Üçüncü grup, fazlalık, dinlenmeyen veya nadiren dinlenen CD, kaset ve plakların bir yerlere depolanması. Salondaki ve odadaki depo alanları tamamen dolu halde depoya bir miktar daha tıkabilirim ama kasetlerin büyük bir kısmı ile vedalaşıyorum. Son grup ise el aletlerim. DIY projelerine meraklı bir insan olarak bunların mutlaka el altında bulunması gerekiyor. Dolayısıyla çalışma odamda yapısal bazı düzenlemeler yapmalıyım. 

Kendime ek bir plak dinleme ortamı hazırlamanın mantıklı olacağını düşündüm. Stereo Mecmuası'nda hep bahsettiğim aktif hoparlörler ve basit bir pikap. IKEA PS dolabın üzerinde duruyorlar. Dolabın içi ise bebek odasından çıkan el aletleri ile tıka basa dolu. Poster sevgili Nadir'in (Ionian) hediyesi... 
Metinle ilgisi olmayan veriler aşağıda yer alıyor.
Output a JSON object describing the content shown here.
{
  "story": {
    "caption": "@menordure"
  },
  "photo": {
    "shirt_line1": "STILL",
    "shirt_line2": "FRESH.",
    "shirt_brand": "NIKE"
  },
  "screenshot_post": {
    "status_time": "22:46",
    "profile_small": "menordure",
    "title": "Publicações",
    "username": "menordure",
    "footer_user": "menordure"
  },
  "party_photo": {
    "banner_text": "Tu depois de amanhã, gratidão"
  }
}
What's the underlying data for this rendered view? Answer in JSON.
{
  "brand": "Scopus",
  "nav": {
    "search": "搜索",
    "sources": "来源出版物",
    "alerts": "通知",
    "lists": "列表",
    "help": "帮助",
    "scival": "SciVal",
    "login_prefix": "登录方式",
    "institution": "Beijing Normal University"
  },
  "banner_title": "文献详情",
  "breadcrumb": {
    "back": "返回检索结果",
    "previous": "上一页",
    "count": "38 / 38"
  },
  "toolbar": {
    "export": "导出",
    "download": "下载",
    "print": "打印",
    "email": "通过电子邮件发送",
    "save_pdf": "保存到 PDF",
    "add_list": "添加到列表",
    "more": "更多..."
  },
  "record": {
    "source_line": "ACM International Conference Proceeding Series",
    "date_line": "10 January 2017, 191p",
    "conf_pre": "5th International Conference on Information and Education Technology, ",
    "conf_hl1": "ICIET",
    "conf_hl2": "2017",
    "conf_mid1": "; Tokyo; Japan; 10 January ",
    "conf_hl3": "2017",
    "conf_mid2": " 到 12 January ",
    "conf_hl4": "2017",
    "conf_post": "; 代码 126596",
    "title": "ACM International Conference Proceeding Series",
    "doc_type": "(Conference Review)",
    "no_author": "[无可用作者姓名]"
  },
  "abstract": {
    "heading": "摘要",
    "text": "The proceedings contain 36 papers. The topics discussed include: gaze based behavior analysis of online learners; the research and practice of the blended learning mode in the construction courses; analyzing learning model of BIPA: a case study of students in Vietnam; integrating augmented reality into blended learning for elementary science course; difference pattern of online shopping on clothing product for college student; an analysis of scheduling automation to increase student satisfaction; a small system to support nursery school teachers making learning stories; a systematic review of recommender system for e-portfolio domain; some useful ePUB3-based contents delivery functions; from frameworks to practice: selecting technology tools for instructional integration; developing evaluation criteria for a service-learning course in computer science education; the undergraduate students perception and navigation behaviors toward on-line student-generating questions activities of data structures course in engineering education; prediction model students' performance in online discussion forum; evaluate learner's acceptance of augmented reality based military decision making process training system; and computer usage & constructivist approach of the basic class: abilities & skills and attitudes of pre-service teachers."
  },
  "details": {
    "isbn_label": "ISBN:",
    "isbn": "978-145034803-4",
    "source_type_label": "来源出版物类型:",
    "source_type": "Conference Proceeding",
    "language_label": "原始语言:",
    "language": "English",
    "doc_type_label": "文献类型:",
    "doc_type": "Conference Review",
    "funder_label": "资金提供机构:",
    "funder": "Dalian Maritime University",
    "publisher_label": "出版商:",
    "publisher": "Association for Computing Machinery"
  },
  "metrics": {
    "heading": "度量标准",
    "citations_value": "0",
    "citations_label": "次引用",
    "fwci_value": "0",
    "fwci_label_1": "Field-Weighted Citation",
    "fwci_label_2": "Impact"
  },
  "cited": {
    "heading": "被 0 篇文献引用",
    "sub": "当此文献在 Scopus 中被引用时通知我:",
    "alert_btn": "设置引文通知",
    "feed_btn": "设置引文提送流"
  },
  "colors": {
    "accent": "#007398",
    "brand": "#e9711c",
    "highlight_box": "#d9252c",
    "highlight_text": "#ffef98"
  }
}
Hanımların işi ise daha kolay. Varolan dolap ve şifonyerlerdeki paylarınız bir anda değişmeye daha doğrusu azalmaya başlıyor. Kendinize ait bir şifonyerin yarısı göz açıp kapayıncaya kadar elinizden kayıp gidiyor. Tüm eşyalarınızın yeri değiştiğinden donunuzu bile bulmaz hale geliyorsunuz. Ama eşinize sorarsanız size o kadarı bile fazla aslında. 
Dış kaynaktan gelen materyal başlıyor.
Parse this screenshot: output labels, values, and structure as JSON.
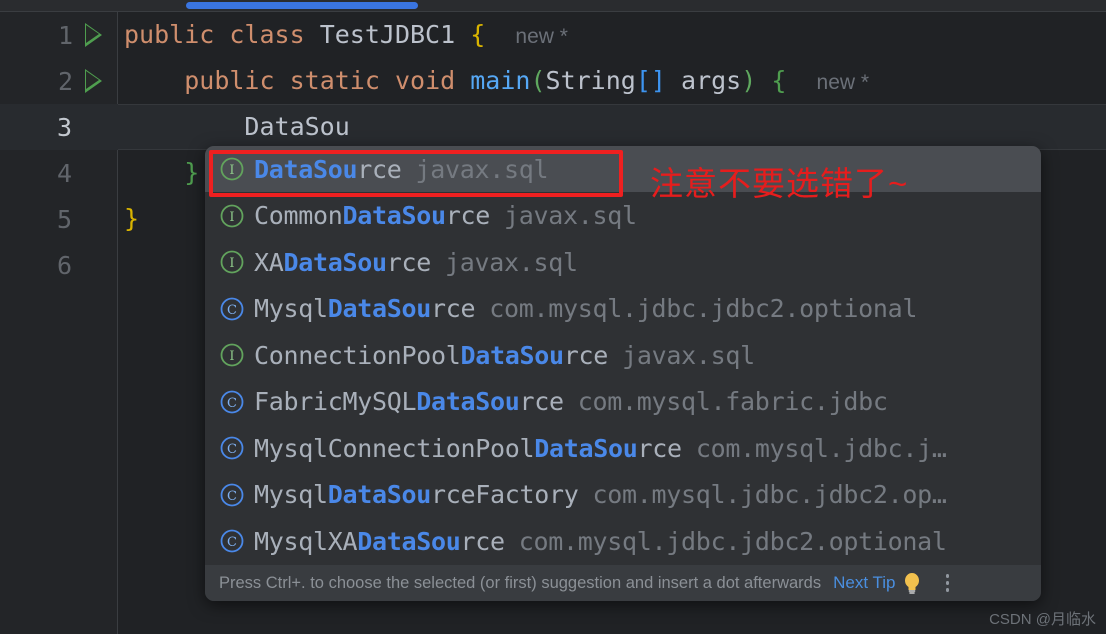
{
  "editor": {
    "lines": [
      {
        "num": "1",
        "has_run": true,
        "active": false
      },
      {
        "num": "2",
        "has_run": true,
        "active": false
      },
      {
        "num": "3",
        "has_run": false,
        "active": true
      },
      {
        "num": "4",
        "has_run": false,
        "active": false
      },
      {
        "num": "5",
        "has_run": false,
        "active": false
      },
      {
        "num": "6",
        "has_run": false,
        "active": false
      }
    ],
    "code": {
      "line1": {
        "kw_public": "public",
        "kw_class": "class",
        "classname": "TestJDBC1",
        "brace": "{",
        "inlay": "new *"
      },
      "line2": {
        "indent": "    ",
        "kw_public": "public",
        "kw_static": "static",
        "kw_void": "void",
        "method": "main",
        "lparen": "(",
        "param_type": "String",
        "brackets": "[]",
        "param_name": "args",
        "rparen": ")",
        "brace": "{",
        "inlay": "new *"
      },
      "line3": {
        "indent": "        ",
        "text": "DataSou"
      },
      "line4": {
        "indent": "    ",
        "brace": "}"
      },
      "line5": {
        "brace": "}"
      },
      "line6": {
        "text": ""
      }
    }
  },
  "completion_popup": {
    "items": [
      {
        "icon": "interface-icon",
        "icon_kind": "interface",
        "prefix": "",
        "match": "DataSou",
        "suffix": "rce",
        "package": "javax.sql",
        "selected": true
      },
      {
        "icon": "interface-icon",
        "icon_kind": "interface",
        "prefix": "Common",
        "match": "DataSou",
        "suffix": "rce",
        "package": "javax.sql",
        "selected": false
      },
      {
        "icon": "interface-icon",
        "icon_kind": "interface",
        "prefix": "XA",
        "match": "DataSou",
        "suffix": "rce",
        "package": "javax.sql",
        "selected": false
      },
      {
        "icon": "class-icon",
        "icon_kind": "class",
        "prefix": "Mysql",
        "match": "DataSou",
        "suffix": "rce",
        "package": "com.mysql.jdbc.jdbc2.optional",
        "selected": false
      },
      {
        "icon": "interface-icon",
        "icon_kind": "interface",
        "prefix": "ConnectionPool",
        "match": "DataSou",
        "suffix": "rce",
        "package": "javax.sql",
        "selected": false
      },
      {
        "icon": "class-icon",
        "icon_kind": "class",
        "prefix": "FabricMySQL",
        "match": "DataSou",
        "suffix": "rce",
        "package": "com.mysql.fabric.jdbc",
        "selected": false
      },
      {
        "icon": "class-icon",
        "icon_kind": "class",
        "prefix": "MysqlConnectionPool",
        "match": "DataSou",
        "suffix": "rce",
        "package": "com.mysql.jdbc.j…",
        "selected": false
      },
      {
        "icon": "class-icon",
        "icon_kind": "class",
        "prefix": "Mysql",
        "match": "DataSou",
        "suffix": "rceFactory",
        "package": "com.mysql.jdbc.jdbc2.op…",
        "selected": false
      },
      {
        "icon": "class-icon",
        "icon_kind": "class",
        "prefix": "MysqlXA",
        "match": "DataSou",
        "suffix": "rce",
        "package": "com.mysql.jdbc.jdbc2.optional",
        "selected": false
      }
    ],
    "footer": {
      "hint": "Press Ctrl+. to choose the selected (or first) suggestion and insert a dot afterwards",
      "next_tip": "Next Tip",
      "bulb_icon": "lightbulb-icon",
      "more_icon": "kebab-menu-icon"
    }
  },
  "annotation": {
    "note": "注意不要选错了~",
    "color": "#e61d1d"
  },
  "watermark": {
    "text": "CSDN @月临水"
  },
  "colors": {
    "accent_blue": "#3a75e0",
    "editor_bg": "#202225",
    "popup_bg": "#2f3134",
    "selected_row": "#4a4d52",
    "interface_icon": "#62a35d",
    "class_icon": "#4a88e8",
    "annotation_red": "#e61d1d"
  }
}
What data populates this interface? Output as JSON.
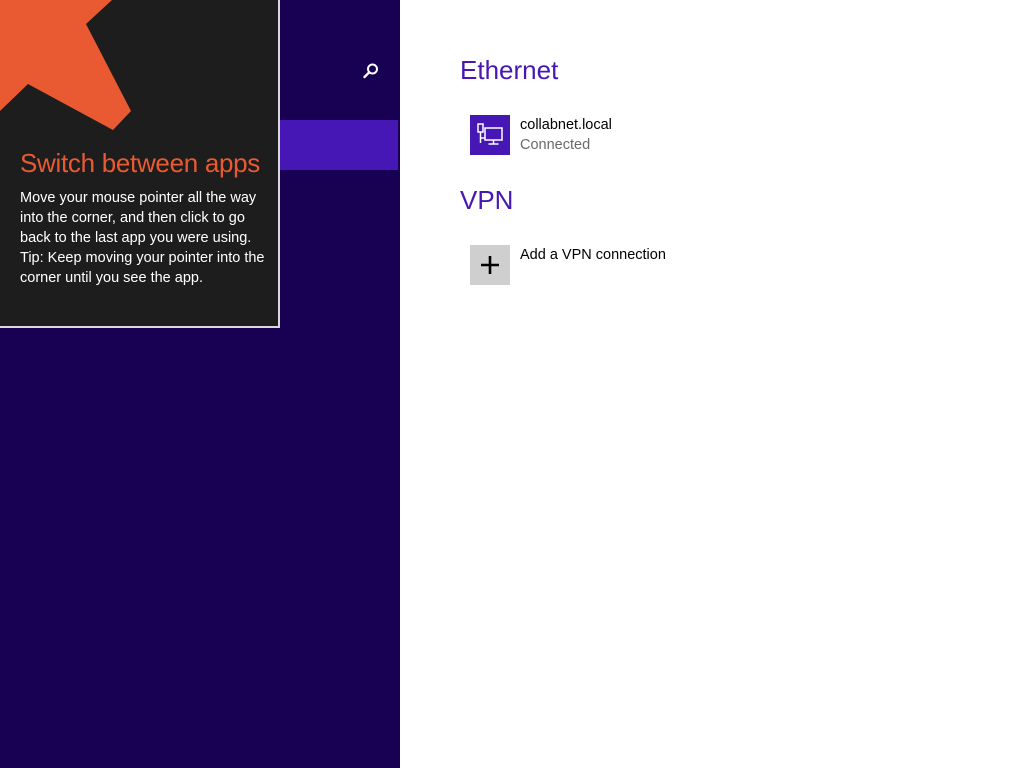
{
  "nav": {
    "background": "#180052",
    "selected_color": "#4617b4",
    "search_icon": "search-icon"
  },
  "tip": {
    "title": "Switch between apps",
    "body_line1": "Move your mouse pointer all the way into the corner, and then click to go back to the last app you were using.",
    "body_line2": "Tip: Keep moving your pointer into the corner until you see the app.",
    "title_color": "#ea5a32",
    "arrow_icon": "corner-arrow-icon"
  },
  "ethernet": {
    "heading": "Ethernet",
    "network_name": "collabnet.local",
    "status": "Connected",
    "icon": "network-monitor-icon"
  },
  "vpn": {
    "heading": "VPN",
    "add_label": "Add a VPN connection",
    "icon": "plus-icon"
  },
  "colors": {
    "accent": "#4617b4"
  }
}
Bu durumda ben çalışma odamda bazı düzenlemeler yapıp el altında olması gereken ekipmanlarım için yeni depolama alanları hazırladım. Yeni CD rafları, yeni depolama üniteleri gibi. 

CD'ler için rafları birden çok fonksiyon ile kullanabilirsiniz. Arka bölümler CD'lik ön taraflar ise oyuncaklar için sergileme alanı. Ister hazır alın isterseniz marangoza yaptırın. 
Bir şekilde domino etkisini atlatabilirsek, bebek odasından çıkan tüm eşyaları bir bölümünü bir yerlere yerleştirmiş oluyoruz. Ancak maceramız daha bitmedi. Sırada boya süreci var, tabii marangozu beklemeye devam diyoruz bir yandan.